Some code duplication here with the other callback object.  I will look into factoring it out in a later patch.
Attachment #8682188 - Flags: review?(catalin.badea392)
Comment on attachment 8681694 [details] [diff] [review]
P1 Report service worker exceptions to controlled documents. r=catalinb

Review of attachment 8681694 [details] [diff] [review]:
-----------------------------------------------------------------

lgtm

::: dom/workers/ServiceWorkerManager.cpp
@@ +2378,5 @@
>    }
>  
> +  // Report errors to the consoles of every controlled document
> +  for (auto iter = mControlledDocuments.Iter(); !iter.Done(); iter.Next()) {
> +    ServiceWorkerRegistrationInfo *reg = iter.UserData();

nit: coding style
Attachment #8681694 - Flags: review?(catalin.badea392) → review+
Attached patch P1 interdiff 001 refactor (obsolete) — Splinter Review
A bit of refactoring to the P1 patch.
Attachment #8682696 - Flags: review?(catalin.badea392)
Attachment #8682696 - Flags: review?(catalin.badea392) → review+
Comment on attachment 8682188 [details] [diff] [review]
P4 Report exceptions during main thread soft update. r=catalinb

Review of attachment 8682188 [details] [diff] [review]:
-----------------------------------------------------------------

::: dom/workers/ServiceWorkerRegistration.cpp
@@ +659,5 @@
>    nsCOMPtr<nsIDocument> doc = GetOwner()->GetExtantDoc();
>    MOZ_ASSERT(doc);
>  
>    RefPtr<MainThreadUpdateCallback> cb =
> +    new MainThreadUpdateCallback(GetOwner(), promise);

We should check GetOwner() for null.

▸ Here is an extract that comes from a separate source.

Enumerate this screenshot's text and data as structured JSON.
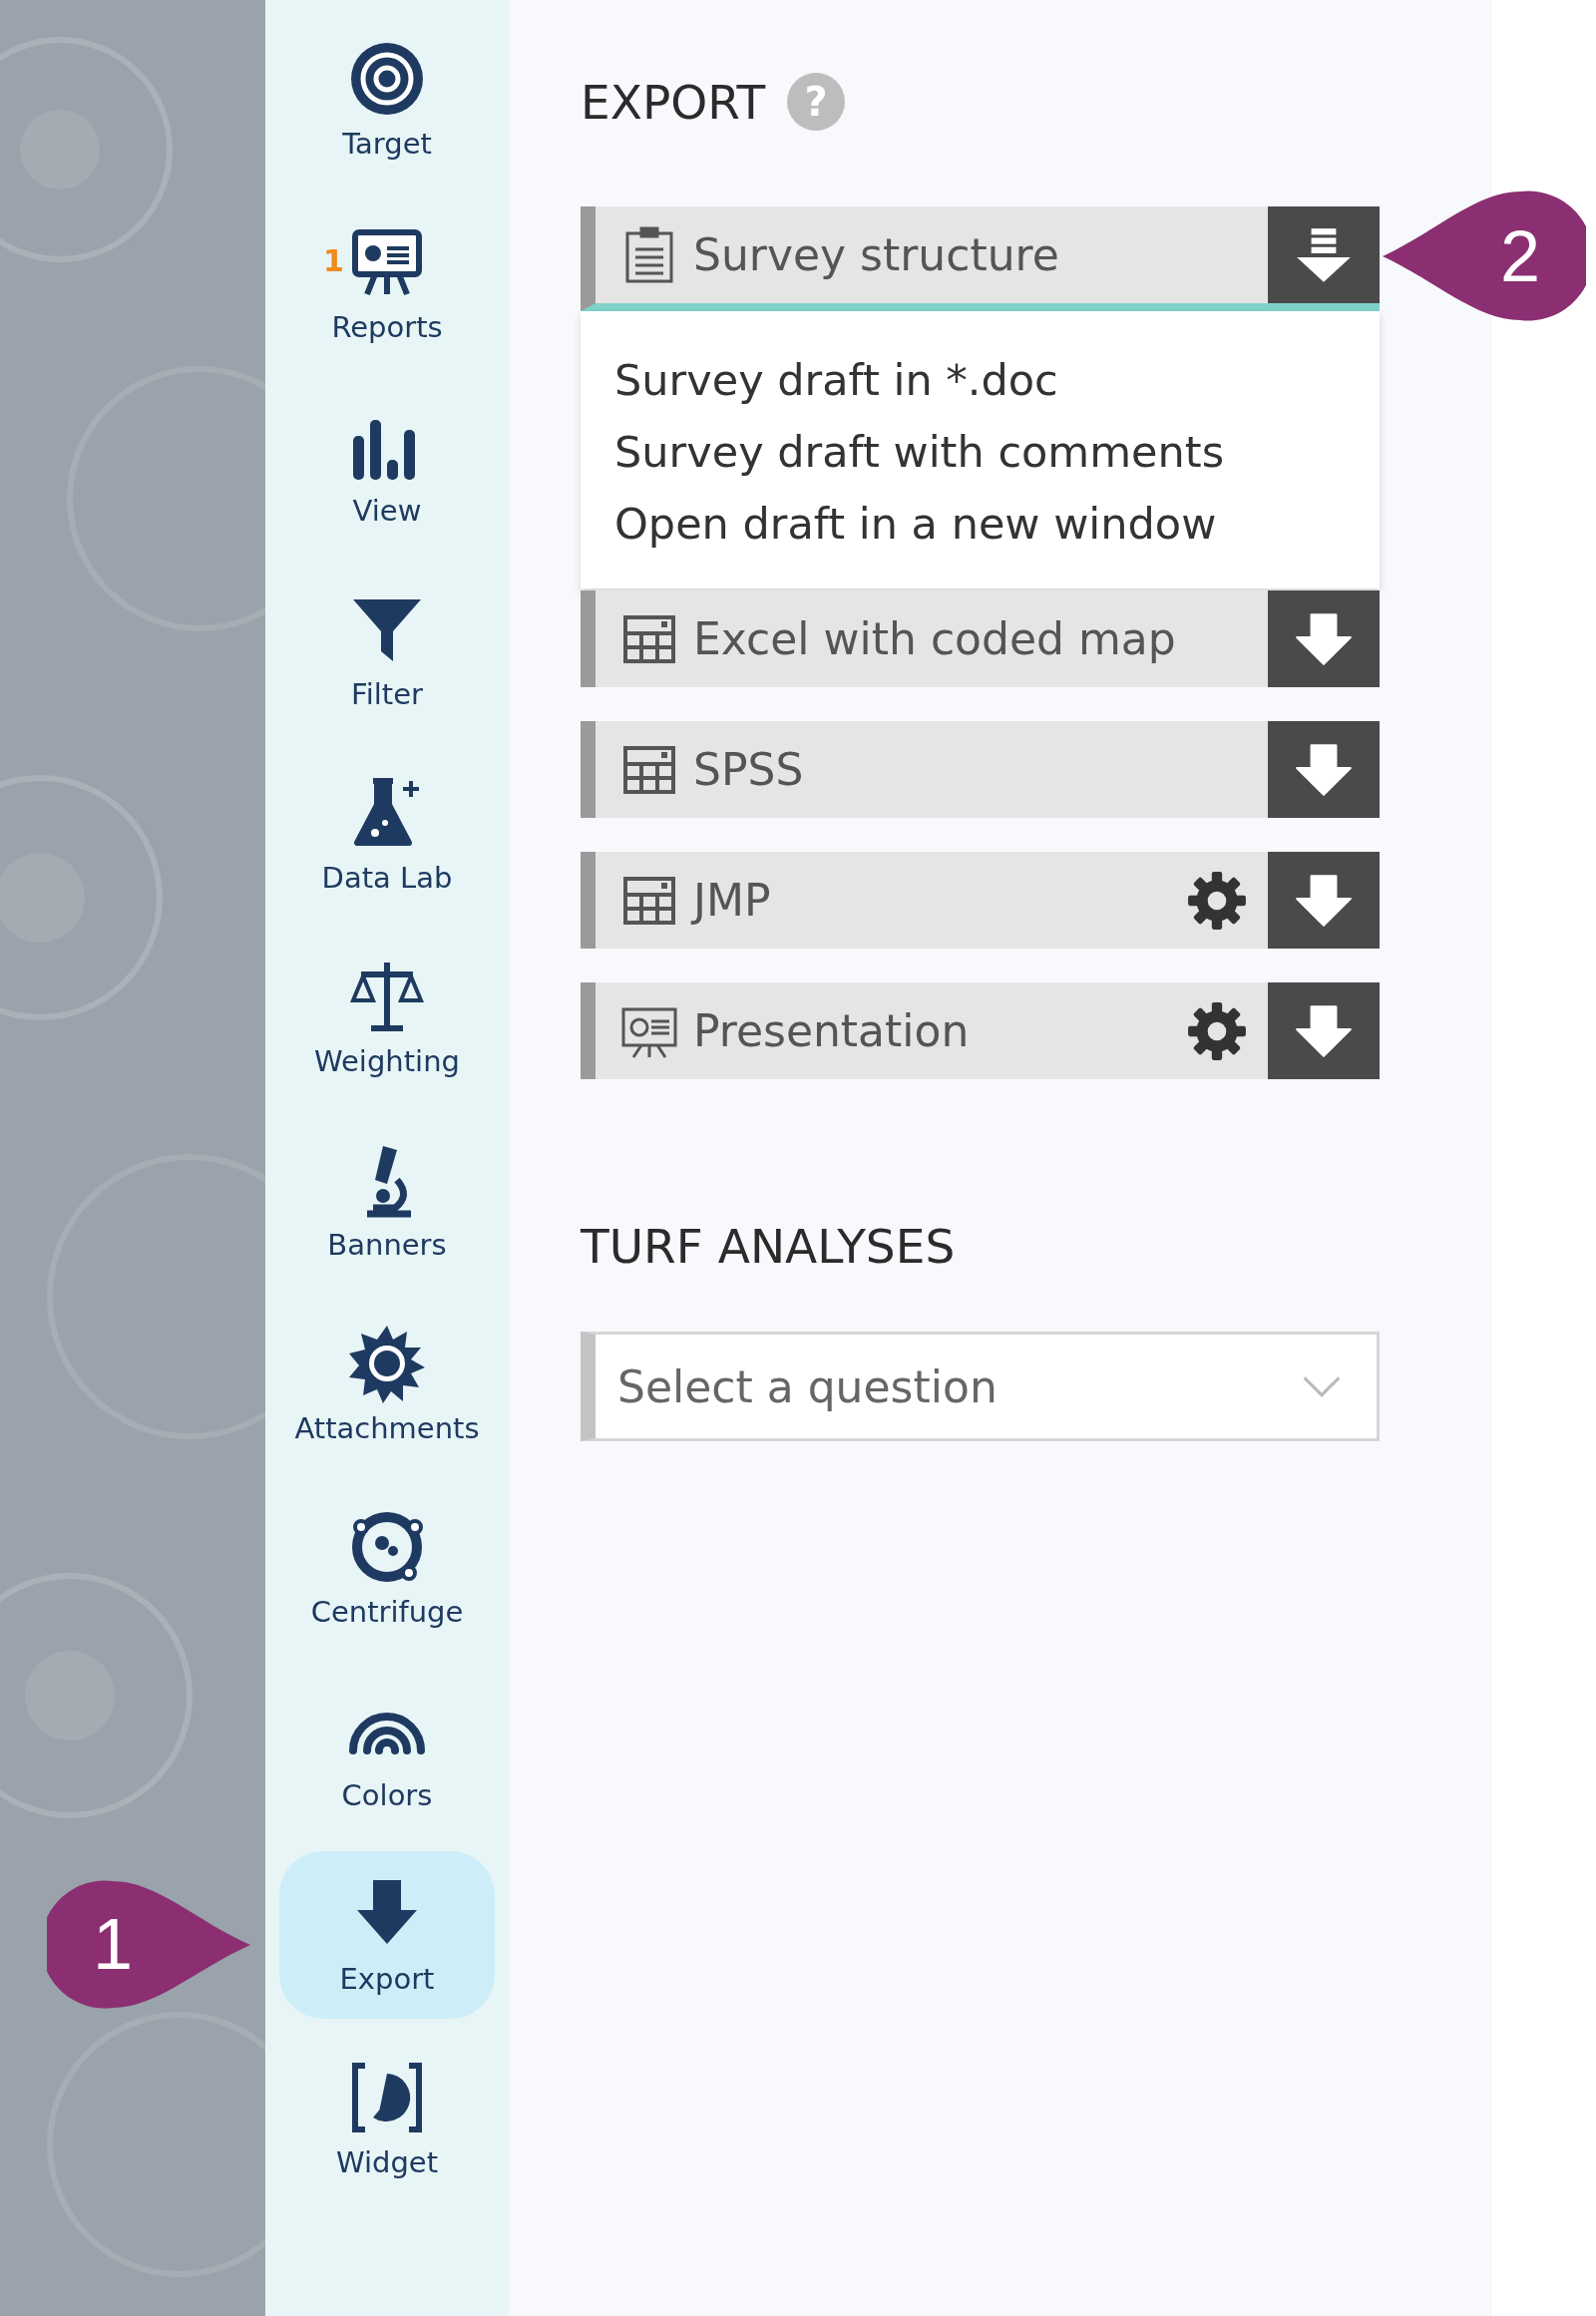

This can return null if we call update on an object from a window that was closed:
open a window or an iframe, keep a reference to the object, close the window.

Filed bug 1221351 because at least register crashes this way.
Attachment #8682188 - Flags: review?(catalin.badea392) → review+
Attachment #8682173 - Flags: review?(catalin.badea392) → review+
(In reply to Cătălin Badea (:catalinb) from comment #19)
> We should check GetOwner() for null. This can return null if we call update
> on an object from a window that was closed:
> open a window or an iframe, keep a reference to the object, close the window.

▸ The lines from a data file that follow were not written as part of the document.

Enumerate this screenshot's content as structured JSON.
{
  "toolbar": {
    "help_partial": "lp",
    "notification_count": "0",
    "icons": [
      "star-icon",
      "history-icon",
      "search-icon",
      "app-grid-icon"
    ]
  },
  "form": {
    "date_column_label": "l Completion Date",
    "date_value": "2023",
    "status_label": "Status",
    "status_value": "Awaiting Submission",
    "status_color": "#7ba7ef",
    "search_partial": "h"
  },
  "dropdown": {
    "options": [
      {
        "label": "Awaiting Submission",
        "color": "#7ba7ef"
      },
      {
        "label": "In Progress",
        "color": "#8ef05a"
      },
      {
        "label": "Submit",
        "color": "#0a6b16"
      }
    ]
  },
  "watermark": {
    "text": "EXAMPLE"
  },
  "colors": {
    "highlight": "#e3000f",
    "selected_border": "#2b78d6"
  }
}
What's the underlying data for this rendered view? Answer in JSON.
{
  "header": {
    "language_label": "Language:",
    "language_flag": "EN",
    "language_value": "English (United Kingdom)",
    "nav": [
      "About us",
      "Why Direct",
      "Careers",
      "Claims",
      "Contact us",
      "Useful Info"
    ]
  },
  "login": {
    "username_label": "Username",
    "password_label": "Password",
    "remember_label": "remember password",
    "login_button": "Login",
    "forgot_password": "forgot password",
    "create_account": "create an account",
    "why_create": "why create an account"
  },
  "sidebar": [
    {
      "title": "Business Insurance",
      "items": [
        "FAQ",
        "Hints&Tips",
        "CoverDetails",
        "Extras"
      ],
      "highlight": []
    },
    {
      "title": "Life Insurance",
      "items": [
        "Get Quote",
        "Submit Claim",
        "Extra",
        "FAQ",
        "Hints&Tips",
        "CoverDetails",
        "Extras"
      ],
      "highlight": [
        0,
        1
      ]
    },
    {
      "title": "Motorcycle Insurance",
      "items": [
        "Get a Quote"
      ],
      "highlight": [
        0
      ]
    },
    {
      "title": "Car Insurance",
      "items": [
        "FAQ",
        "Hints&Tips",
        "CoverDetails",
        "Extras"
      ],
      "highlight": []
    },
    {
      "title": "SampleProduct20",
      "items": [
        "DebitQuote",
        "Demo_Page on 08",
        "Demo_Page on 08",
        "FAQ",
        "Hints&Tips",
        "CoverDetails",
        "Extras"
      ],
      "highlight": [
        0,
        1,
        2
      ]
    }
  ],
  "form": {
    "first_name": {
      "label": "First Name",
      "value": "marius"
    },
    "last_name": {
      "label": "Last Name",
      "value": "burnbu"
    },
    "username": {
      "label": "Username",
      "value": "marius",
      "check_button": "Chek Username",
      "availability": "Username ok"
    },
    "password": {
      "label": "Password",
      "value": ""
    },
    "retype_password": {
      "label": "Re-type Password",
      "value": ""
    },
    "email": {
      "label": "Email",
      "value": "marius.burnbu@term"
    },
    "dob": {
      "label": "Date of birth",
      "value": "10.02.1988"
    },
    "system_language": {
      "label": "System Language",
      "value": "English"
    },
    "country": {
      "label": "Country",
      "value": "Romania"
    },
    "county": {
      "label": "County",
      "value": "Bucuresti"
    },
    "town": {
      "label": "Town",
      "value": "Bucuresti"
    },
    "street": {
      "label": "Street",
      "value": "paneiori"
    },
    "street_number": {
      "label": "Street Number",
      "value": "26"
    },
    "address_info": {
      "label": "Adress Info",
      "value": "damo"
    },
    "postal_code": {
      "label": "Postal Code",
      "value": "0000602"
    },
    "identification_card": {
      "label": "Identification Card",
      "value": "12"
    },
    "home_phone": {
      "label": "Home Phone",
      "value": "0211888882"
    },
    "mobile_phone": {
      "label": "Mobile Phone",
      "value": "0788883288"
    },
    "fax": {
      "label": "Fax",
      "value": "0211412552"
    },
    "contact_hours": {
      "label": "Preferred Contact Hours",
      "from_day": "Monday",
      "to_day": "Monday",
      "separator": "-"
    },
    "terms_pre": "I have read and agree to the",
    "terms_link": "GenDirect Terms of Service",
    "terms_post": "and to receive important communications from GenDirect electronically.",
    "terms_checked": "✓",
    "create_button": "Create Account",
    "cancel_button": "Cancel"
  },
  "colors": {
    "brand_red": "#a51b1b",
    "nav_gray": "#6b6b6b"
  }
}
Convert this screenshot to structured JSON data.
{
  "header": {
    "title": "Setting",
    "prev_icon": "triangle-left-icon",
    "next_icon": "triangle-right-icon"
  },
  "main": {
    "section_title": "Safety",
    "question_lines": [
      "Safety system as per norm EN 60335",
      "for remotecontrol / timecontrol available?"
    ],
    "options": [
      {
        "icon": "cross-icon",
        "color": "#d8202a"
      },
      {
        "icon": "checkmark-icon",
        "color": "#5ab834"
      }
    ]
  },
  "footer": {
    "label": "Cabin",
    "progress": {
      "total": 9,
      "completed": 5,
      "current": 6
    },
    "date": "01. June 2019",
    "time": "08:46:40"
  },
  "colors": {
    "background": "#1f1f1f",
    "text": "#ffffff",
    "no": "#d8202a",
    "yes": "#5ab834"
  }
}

In this particular case the ServiceWorkerRegistrationMainThread::Update() code already checks for nullptr GetOwner() with this code at the top of the method:

  nsCOMPtr<nsIGlobalObject> go = do_QueryInterface(GetOwner());
  if (!go) {
    aRv.Throw(NS_ERROR_FAILURE);
    return nullptr;
  }
Attachment #8681694 - Attachment is obsolete: true
Attachment #8682696 - Attachment is obsolete: true
Attachment #8683353 - Flags: review+
Comment on attachment 8682182 [details] [diff] [review]
P3 Prevent duplicate error type names in message by stripping existing error ty pe. r=bz

r=me I guess, but it seems like it would be better to avoid adding the prefix when creating the message string...
Attachment #8682182 - Flags: review?(bzbarsky) → review+
(In reply to Boris Zbarsky [:bz] from comment #22)
> r=me I guess, but it seems like it would be better to avoid adding the
> prefix when creating the message string...

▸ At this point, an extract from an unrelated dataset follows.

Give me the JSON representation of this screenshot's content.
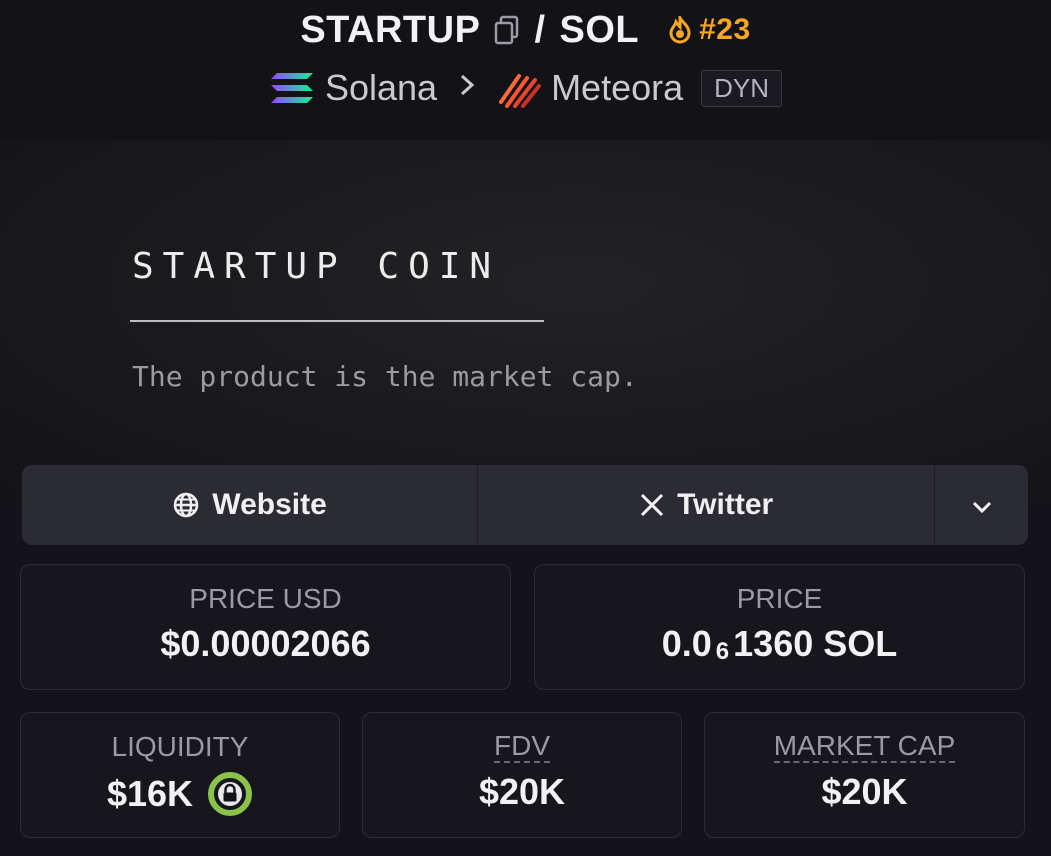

Unfortunately the prefix is added many layers up the stack during worker error reporting.  I would either have to plumb a service worker specific path up through all these layers or duplicate the formatting code in many places (hoping I don't miss one).  I think this complicates the code less at this point.
Patch to properly handle exceptions during worker-triggered update() calls.  This is ugly.
I think I may change this around to use the console service support being added in bug 1213932.  That would avoid some extra round trips to the main thread and also make it more consistent which windows these exceptions show up in.
Depends on: 1213932
No longer depends on: 1213932
Updated not to log as part of .register() error handling.  I have a better way to do it consistently in ReportToAllClients().
Attachment #8682173 - Attachment is obsolete: true
Attachment #8684449 - Flags: review+
Remove error reporting during main thread .update().
Attachment #8682188 - Attachment is obsolete: true
Attachment #8684450 - Flags: review+
I will remove the code duplication for rejecting the promise with an ErrorObject in a later patch.
Attachment #8683893 - Attachment is obsolete: true
Attachment #8684451 - Flags: review?(catalin.badea392)
Track documents that call .register() for a particular scope so we can report subsequent service worker errors back to them.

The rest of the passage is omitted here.